Til bevillingsoversigt

Gang economies: a study of submerged currencies in the Øresund region

Reintegration Fellowships


This project will study the submerged economies of Danish gangs which are expanding not only across the nation, but also towards Sweden. I propose to innovate the field of study on organised crime by focusing on the neglected currencies involved in shaping gangs. By currency I do not intend a specific valuta such as the krone or an illegal equivalent, but more broadly, a system of signs that has an affective resonance within a group, and thereby, that part-takes in shaping it. For example it will explore the role that signs (tattoos, tags or logos), events (car races or album releases), and specific atmospheres (rituals of passage or brotherhood chants) might play in the "marketing" of these gangs across cities and regions.


Research from other regions has suggested the benefits of considering gangs as enterprises. Criminologists themselves have begun to shift their focus from answering questions of 'who is part of OC, and how many OC groups are there' to 'what things is OC investing in'. What these studies omit, however, is that economy is not only about rationally allocating investments in a given sector. Economies are also highly communicative organisational practices. This study will draw on a rich repertoire of traditions (economic sociology, aesthetics and cultural studies). This theoretical advancement will be accompanied by an empirical contribution: to make visible the less visible everyday aspects of Danish gangs.
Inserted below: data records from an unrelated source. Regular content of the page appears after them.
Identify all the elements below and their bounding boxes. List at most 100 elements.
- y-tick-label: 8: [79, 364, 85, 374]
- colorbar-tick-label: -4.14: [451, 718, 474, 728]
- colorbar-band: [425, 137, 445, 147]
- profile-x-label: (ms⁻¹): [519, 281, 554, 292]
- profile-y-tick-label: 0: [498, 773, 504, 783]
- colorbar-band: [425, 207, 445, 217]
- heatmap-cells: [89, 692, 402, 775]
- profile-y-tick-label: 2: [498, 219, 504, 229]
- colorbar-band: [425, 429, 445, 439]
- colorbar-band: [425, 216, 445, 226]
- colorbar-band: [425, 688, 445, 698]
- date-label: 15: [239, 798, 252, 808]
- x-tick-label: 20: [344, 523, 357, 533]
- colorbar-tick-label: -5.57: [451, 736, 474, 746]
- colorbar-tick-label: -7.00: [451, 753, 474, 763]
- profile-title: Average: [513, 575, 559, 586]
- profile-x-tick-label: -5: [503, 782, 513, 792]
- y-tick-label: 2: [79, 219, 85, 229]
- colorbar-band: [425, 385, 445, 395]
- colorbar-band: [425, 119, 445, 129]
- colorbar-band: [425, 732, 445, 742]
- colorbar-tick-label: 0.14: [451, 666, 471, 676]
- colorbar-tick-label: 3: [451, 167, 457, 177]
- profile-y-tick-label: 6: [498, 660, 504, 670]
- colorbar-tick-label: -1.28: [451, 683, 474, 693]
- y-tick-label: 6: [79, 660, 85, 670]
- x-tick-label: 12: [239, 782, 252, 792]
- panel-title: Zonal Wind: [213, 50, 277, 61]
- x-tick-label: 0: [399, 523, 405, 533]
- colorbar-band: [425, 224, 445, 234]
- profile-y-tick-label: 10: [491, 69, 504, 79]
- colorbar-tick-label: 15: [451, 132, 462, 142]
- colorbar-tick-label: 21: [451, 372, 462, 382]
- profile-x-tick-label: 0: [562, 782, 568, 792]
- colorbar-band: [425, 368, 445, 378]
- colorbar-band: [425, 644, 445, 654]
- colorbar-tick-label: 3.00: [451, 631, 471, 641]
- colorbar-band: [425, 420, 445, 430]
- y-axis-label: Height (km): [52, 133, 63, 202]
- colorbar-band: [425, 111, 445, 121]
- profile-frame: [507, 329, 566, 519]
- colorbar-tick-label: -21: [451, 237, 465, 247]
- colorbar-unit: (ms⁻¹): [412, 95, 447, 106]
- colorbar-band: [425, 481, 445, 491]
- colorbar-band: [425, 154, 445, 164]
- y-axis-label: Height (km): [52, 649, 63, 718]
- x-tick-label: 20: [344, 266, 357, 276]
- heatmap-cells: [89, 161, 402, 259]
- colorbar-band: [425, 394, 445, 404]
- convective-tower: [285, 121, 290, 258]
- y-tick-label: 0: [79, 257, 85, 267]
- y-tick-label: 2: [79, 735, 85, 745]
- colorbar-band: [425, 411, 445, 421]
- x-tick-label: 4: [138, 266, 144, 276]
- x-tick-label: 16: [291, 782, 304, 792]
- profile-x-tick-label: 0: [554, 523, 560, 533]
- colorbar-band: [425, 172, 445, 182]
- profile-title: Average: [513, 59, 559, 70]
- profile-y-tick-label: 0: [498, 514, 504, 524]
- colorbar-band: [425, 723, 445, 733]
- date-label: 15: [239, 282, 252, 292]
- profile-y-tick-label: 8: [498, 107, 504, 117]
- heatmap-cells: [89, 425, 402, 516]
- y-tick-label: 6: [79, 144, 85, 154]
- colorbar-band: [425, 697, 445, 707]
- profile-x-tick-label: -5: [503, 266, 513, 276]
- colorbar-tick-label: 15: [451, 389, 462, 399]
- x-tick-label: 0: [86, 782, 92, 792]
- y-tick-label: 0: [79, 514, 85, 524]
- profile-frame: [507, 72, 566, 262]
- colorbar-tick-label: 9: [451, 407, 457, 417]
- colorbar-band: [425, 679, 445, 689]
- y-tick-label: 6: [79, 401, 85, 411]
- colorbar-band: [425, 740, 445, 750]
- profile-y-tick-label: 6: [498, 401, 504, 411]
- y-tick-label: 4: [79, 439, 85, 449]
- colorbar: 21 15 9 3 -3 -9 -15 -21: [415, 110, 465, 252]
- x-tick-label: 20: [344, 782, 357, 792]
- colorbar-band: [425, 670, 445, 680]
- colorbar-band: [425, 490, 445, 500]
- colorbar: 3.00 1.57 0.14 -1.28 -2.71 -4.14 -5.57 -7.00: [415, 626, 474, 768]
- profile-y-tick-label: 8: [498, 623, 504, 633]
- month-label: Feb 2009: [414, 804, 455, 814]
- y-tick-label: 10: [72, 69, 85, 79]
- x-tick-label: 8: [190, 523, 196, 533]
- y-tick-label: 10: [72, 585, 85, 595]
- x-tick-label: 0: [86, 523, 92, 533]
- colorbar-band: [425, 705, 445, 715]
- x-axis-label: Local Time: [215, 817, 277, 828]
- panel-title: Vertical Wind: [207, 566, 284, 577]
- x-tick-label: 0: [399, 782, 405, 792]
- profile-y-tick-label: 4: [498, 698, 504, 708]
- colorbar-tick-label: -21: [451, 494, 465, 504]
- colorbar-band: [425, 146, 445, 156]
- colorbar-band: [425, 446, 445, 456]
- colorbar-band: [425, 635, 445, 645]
I will base my research on secondary sources such as newspaper articles and reports from the social services, tax office and police departments of Sweden and Denmark. Based on my initial coding of the secondary data, I will collect from these partners, I will undertake a series of interviews with key informants such as social workers and gang members that are in prison. I will also work closely with the ex-gang members, who can give me further insight into the different forms of organisation and will open up new access points to carry out ethnographic studies with current members.


Knowledge on the communicative aspects of gang-formation is not only necessary in order to hinder their success, but also to provide a basis for understanding how black economies thrive in Europe as well as in other parts of the world. Indeed, international OC is a very successful enterprise: The United Nations Office on Drugs and Crime estimate that the total global criminal proceeds sum up 3.6% of the global GDP. Yet little is known on how these economies are formed. This project will contribute to uncovering these aspects, and, importantly, to exploring Scandinavia gangs, which are not receiving enough scientific attention. Due to the recent rise in violence and their radicalisation of these groups, these are matters which require urgent attention, for the present and the future.